Quoique mon parler y ait toujours été respectueux, et quoique je sois des très rares commentateurs qui parlent à visage découvert, je ne peux plus commenter sur saphirnews.com, ni sur oumma.com ; mes commentaires sont systématiquement censurés chez le catholique Patrice de Plunkett, chez BHL et sa Règle du jeu aussi ; j’ai proposé un blog à Rue 89 sur des questions de religion liées à l’actualité – ils m’ont demandé un premier post pour voir, puis n’ont pas répondu. Athée, juive, chrétienne ou musulmane, la bien-pensance dans ses divisions œuvre en commun contre la parole libre, la parole de vérité. Rien de nouveau sous le livide soleil des hommes.

Hier était la fête de Jean le Baptiste, qui a perdu la tête par la faute d’Hérode, et non par celle d’une petite danseuse manipulée. La danseuse, le danseur en Dieu, eux, font tomber les têtes d’Hérode – car il en a beaucoup, comme la bête de l’Apocalypse. Autant de têtes qu’il y a en ce monde d’abuseurs et manipulateurs en tous genres, et notamment tous ceux qui sur internet ou ailleurs parlent sous diverses identités et commettent des abus de pouvoir répétés. Jean crie encore dans le désert contre bien des faux pieux, qui vont jusqu’à le confondre avec la bête.

La vidéo de la bagarre qui a coûté la vie à Clément Méric révèle semble-t-il qu’il a attaqué le premier. Je désapprouve entièrement une telle attitude, mais il n’en reste pas moins que c’est lui qui est mort, que c’est du côté des skinheads que se trouvait un poing américain, que les antifas n’ont jamais tué ni été animés par la haine raciste et homophobe, que les skinheads ont fait d’autres morts bien avant que les antifas n’existent, que les antifas se sont constitués en réaction aux agressions multiples des skinheads, à une certaine période qui semble-t-il se réactive. Encore une fois, évitons de tout confondre.

«Je suis Moïse sauvé des eaux.

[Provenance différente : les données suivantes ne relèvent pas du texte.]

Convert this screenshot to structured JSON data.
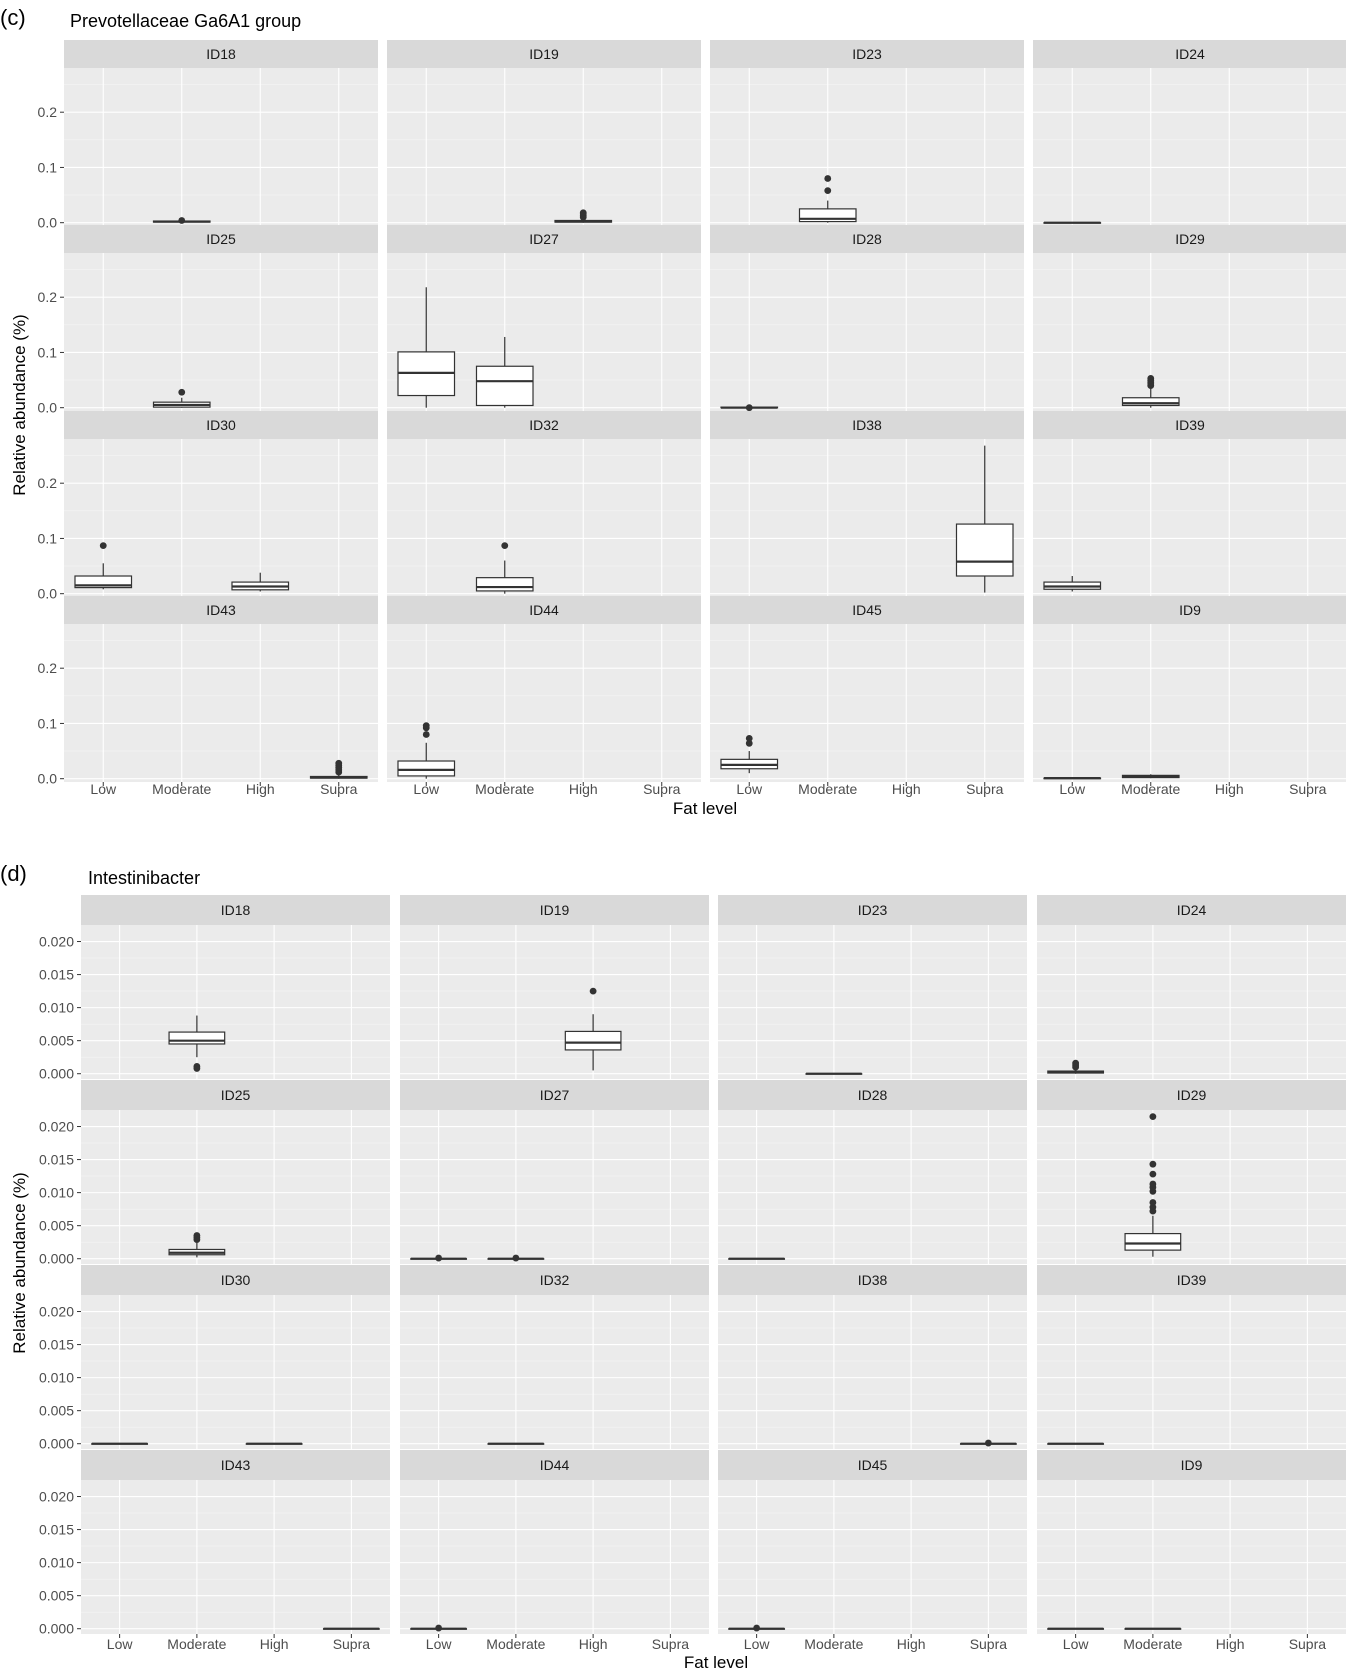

Je ne voulais pas partir. On a dû laisser le manger sur la table. Je suis née le 5 septembre 1932 sous le signe de la Vierge. Dimanche, je suis allée remercier la Vierge de m’avoir sauvé la vie. Avec les habitants du village, on s’est rassemblés à l’église, puis à la salle des fêtes, et on a chanté «Douce Vierge de nos vallées», confie Marie-Antoinette Destrade. Le texte de ce chant se trouve dans Voyage.